RHD Genotyping for Patients with a Weak D Phenotype
by W. Crews, M.D., Medical Director of Laboratory Services, Carter BloodCare
Molecular genotyping for red blood cell (RBC) antigens has become routinely used for some blood donors and certain patient populations (patients with hemoglobinopathies, recently transfused patients, patients with warm autoantibodies or multiple alloantibodies, for example).
In contrast, molecular RHD genotyping for patients with a known weak D phenotype, or to determine if administration of RhIG is definitively needed for pregnant women, is rarely requested. In addition, many hospitals do not perform serological testing for weak D. While AABB standards require weak D testing of blood donors, weak D testing for patients is optional.

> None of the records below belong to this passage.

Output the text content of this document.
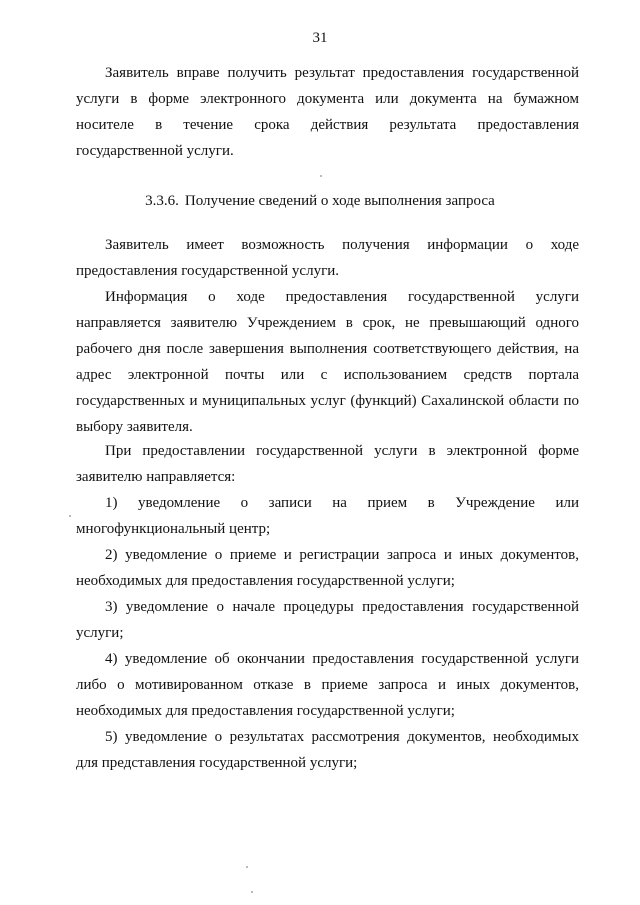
31

Заявитель вправе получить результат предоставления государственной услуги в форме электронного документа или документа на бумажном носителе в течение срока действия результата предоставления государственной услуги.

3.3.6. Получение сведений о ходе выполнения запроса

Заявитель имеет возможность получения информации о ходе предоставления государственной услуги.

Информация о ходе предоставления государственной услуги направляется заявителю Учреждением в срок, не превышающий одного рабочего дня после завершения выполнения соответствующего действия, на адрес электронной почты или с использованием средств портала государственных и муниципальных услуг (функций) Сахалинской области по выбору заявителя.

При предоставлении государственной услуги в электронной форме заявителю направляется:

1) уведомление о записи на прием в Учреждение или многофункциональный центр;

2) уведомление о приеме и регистрации запроса и иных документов, необходимых для предоставления государственной услуги;

3) уведомление о начале процедуры предоставления государственной услуги;

4) уведомление об окончании предоставления государственной услуги либо о мотивированном отказе в приеме запроса и иных документов, необходимых для предоставления государственной услуги;

5) уведомление о результатах рассмотрения документов, необходимых для представления государственной услуги;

In an effort to update practice guidelines and establish nationwide uniform practice, in 2014, the College of American Pathologists Transfusion Medicine Resource Committee (CAP TMRC) concluded selective integration of RHD genotypes would reduce unnecessary administration of RhIG and decrease transfusion of Rh-negative RBCs in women with a weak D phenotype and recipients with weak D phenotypes respectively. A year later, in 2015, CAP and AABB formed a joint RHD genotyping work group that published identical recommendations as the CAP TMRC.
In summary, the work group recommended RHD genotyping be done on pregnant women, newborns and potential transfusion recipients with a serologic weak D phenotype. Any patient whose RHD genotype is predicted to be weak D type 1, 2 or 3 should be treated as RhD positive for purposes of RhIG administration or selection of blood components for transfusion.
When should I order RHD genotyping?
When there is a discrepancy in the patient’s Rh type
When variable reactivity with multiple reagents is seen
When Rh immediate spin is negative, but IAT is positive
When Rh type is unknown
Reference:
It’s time to phase in RHD genotyping for patients with a serologic weak D phenotype. SG Sandler, WA Flegel, CM Westhoff et al. Transfusion 2015, 55:680-689.